The Department of Health and Human Services is expected to announce within a few days that the Medicare premium will jump from $17.90 a month this year to $24.80 in 1988 -- an increase of more than one-third, the largest in the program's history.

The premium covers Part B of the program, which pays for doctor bills. Unless there is a last-minute change of plans, sources said yesterday, the increase means that aged and disabled Medicare beneficiaries will have to pay almost $300 a year in premiums.

The department is also planning to announce that the amount a Medicare patient must pay a hospital for his or her first day of hospitalization will rise from $520 this year to $540 in 1988, proportionately a much smaller increase than the boost in the doctor premium.

"I am shocked by this news" of the Part B increase, said Rep. Fortney H. (Pete) Stark (D-Calif.), chairman of the House Ways and Means subcommittee on Medicare. "The impact will be particularly severe for the 50 percent of the elderly with incomes of less than $10,000."

Rep.

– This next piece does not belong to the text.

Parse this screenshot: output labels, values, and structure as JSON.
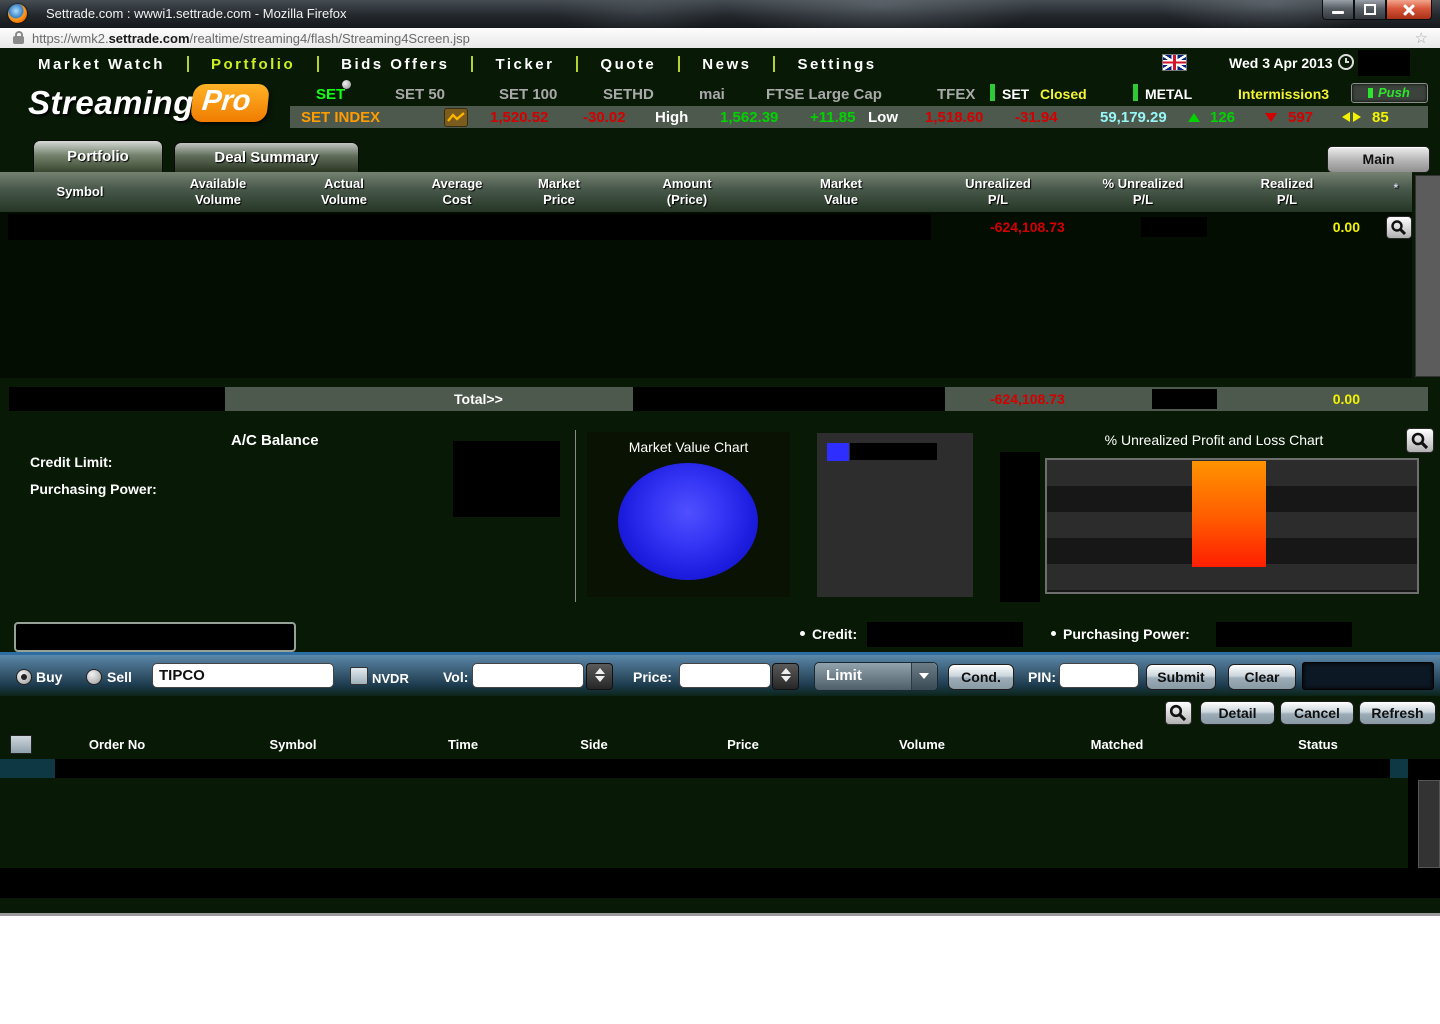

Henry A. Waxman (D-Calif.), chairman of a House Energy and Commerce subcommittee that has cojurisdiction over Part B, said, "This is certain to spur efforts to reform the way we pay doctors in the Medicare program."

John Rother, legislative director of the American Association of Retired Persons, called the increase "unprecedented. It seems to reflect an out-of-control program where the taxpayers and the Medicare program are writing checks" for the medical profession.

Glenn Hackbarth, the program's deputy administrator, declined to confirm that the Part B premium is increasing to $24.80 per month but said next year's premium would be substantial. Hackbarth attributed the rise to a number of factors, primarily a 20 percent increase in program outlays in one year.

Medicare began in 1965, and now covers about 31 million aged and disabled Social Security recipients. Part A pays for hospital bills, and the recipients do not have to pay premiums. It is financed from a trust fund fueled by the Social Security payroll tax paid by employed people.

However, Part B, which covers doctor bills, is financed by a monthly premium paid by Medicare enrollees, plus payments from the Treasury general revenues. The premiums are designed to cover 25 percent of the Part B costs. It is these premiums that are to be raised to $24.80 a month.

Earlier this year it was estimated that the 1988 Part B premium would be only $22. The new figure has not been formally released by HHS, and some officials reportedly have launched a last-minute search for a way to reduce the $24.80 figure. But the law does not give them much leeway, because for calendar 1988, the premiums are required to cover 25 percent of Part B costs.

The 20 percent increase in Part B costs, Hackbarth said, occurred in part because some services previously performed in hospitals were shifted to doctors' offices. In addition, he said, Medicare-reimbursed doctor fees had been allowed to rise. Still another reason was a 9 percent increase in "intensity" of services (more visits and more costly procedures provided).

He also noted a speedup in Medicare's bill-paying cycle and that the increase will reflect an effort to obtain some margin of financial reserve for Part B. This part of Medicare has been operating recently with no cash reserve, he said.

Stark said yesterday that the increase in Part B indicates that "physician payment under Medicare is badly out of control."

Payments to doctors under the program have been increasing at an annual compounded rate of 17 percent a year, Stark said, and "the problem is that the current fee-for-service payment system gives doctors a key to the Treasury . . . . The only solution to the problem is tight new limits on fees."

Waxman said, "Clearly, we'll have to question the wisdom of following the Reagan administration recommendation to have the elderly pay a premium that is 25 percent of program costs. That can be a lot when trying to live on Social Security."